To get around ASLR all you have to do is consult ... the built in lookup table which is at ... A FIXED ADDRESS as it has to be able to be found for everything to work.
No, the lookup table isn't at a fixed address. That is, in fact, the whole bloody point. The lookup table (technically the PLT, at least for ELF binaries) is at a fixed offset relative to the main binary, so if you can figure out where the main program is in memory you can find it very easily, but the point of ASLR is that it's non-trivial for the attacker to find the binary, and so they can't find the lookup table.

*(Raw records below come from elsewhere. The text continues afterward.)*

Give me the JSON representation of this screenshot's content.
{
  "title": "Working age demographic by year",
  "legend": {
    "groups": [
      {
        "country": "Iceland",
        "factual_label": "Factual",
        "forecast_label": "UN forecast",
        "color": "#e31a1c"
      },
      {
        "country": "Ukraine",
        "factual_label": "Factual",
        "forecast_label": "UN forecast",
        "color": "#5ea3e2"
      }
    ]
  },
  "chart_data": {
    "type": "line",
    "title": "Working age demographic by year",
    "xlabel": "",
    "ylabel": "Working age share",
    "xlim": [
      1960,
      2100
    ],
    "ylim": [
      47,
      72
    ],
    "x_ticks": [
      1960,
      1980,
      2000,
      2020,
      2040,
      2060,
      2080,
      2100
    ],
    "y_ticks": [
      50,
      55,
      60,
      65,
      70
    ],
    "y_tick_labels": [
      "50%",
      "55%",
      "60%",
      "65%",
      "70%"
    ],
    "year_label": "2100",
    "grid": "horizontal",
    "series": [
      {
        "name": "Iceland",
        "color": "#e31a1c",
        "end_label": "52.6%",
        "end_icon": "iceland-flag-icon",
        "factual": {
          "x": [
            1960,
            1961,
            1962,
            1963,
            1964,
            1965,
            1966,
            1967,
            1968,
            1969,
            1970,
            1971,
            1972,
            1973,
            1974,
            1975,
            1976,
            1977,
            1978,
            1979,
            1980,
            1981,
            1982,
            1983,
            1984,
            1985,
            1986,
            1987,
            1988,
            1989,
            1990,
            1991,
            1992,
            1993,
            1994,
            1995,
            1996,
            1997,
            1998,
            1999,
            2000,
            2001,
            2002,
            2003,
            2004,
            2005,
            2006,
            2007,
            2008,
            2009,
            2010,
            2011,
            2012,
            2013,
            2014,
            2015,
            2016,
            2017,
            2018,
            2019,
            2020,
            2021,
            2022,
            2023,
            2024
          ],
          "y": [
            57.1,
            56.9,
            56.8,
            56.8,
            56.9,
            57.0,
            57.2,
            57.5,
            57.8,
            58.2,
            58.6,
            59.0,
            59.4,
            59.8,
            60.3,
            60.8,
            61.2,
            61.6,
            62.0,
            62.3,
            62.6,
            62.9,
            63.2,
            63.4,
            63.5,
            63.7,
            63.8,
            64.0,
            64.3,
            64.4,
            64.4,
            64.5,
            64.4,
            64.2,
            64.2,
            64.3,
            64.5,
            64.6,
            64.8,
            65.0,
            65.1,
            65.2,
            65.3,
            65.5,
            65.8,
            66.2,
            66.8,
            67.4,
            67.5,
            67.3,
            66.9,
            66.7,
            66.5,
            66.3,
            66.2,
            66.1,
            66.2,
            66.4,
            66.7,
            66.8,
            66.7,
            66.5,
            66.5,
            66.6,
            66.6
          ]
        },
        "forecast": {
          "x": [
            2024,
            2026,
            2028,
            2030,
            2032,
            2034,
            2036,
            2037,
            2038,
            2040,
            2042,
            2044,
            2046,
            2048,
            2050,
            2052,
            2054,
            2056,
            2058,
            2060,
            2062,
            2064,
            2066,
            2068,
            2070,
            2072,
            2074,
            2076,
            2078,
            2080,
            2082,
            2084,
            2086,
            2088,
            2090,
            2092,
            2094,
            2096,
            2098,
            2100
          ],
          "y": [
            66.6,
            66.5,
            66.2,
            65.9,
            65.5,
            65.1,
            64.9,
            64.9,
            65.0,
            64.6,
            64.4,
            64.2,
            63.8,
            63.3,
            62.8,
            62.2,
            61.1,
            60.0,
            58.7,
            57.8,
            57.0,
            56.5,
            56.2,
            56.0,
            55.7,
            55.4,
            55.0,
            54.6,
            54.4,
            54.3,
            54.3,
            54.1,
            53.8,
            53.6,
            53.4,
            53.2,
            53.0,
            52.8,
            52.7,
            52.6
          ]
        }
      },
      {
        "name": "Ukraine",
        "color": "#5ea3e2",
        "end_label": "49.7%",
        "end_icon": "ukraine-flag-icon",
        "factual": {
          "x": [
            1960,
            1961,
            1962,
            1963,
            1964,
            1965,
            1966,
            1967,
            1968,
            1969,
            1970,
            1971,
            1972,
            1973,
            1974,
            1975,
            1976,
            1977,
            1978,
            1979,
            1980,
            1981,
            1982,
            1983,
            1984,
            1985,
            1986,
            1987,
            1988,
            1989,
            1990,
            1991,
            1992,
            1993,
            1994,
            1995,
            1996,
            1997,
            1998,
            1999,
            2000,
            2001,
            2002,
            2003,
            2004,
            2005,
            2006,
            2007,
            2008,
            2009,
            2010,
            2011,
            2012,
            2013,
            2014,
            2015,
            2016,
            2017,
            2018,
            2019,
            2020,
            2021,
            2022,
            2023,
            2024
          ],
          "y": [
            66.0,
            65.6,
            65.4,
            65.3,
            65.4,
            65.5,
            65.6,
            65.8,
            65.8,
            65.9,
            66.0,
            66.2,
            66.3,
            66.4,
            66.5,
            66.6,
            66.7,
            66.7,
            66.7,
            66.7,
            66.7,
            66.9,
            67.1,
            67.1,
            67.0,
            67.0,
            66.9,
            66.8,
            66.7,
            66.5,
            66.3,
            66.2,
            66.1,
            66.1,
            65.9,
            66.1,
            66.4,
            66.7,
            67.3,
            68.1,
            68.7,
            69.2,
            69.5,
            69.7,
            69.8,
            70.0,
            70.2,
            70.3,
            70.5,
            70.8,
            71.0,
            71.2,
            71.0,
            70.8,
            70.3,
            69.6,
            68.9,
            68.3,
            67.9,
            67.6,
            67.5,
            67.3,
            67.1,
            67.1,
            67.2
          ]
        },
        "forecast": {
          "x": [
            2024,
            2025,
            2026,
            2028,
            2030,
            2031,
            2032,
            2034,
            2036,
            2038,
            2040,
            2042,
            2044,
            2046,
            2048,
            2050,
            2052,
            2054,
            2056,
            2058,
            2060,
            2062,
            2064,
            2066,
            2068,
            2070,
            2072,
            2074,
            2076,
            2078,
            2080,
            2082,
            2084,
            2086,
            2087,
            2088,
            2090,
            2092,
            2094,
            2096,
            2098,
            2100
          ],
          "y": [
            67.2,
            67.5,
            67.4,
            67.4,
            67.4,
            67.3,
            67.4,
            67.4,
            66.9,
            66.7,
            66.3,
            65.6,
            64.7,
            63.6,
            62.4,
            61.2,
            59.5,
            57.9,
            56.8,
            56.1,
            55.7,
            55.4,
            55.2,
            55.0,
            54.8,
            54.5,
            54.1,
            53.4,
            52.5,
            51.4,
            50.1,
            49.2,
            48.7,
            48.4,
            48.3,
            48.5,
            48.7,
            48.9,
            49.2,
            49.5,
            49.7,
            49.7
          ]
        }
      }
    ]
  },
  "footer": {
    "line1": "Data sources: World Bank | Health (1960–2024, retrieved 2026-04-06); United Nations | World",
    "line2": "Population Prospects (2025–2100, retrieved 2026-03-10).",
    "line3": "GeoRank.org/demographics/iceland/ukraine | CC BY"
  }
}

Now, admittedly, programs have to actually be compiled to use ASLR for this to work (older programs will randomise the locations of libraries but not of the program itself), and there are still plenty of Linux distributions where it's *still* turned off in the default compiler (Debian and Ubuntu, certainly, and possibly others), but when it's implemented properly the attacker can't easily find the lookup table.
Also, I think you're possibly underestimating the difficulty of using the lookup table once you've found it. It's not like the attacker can just call GetProcAddress() or dlsym() in the target program (because otherwise they'd have a far easier way of gaining control), and it's not like they (usually) have a way of reading arbitrary bits of the program address space. It's not much use knowing where the lookup table is if you can't actually read it.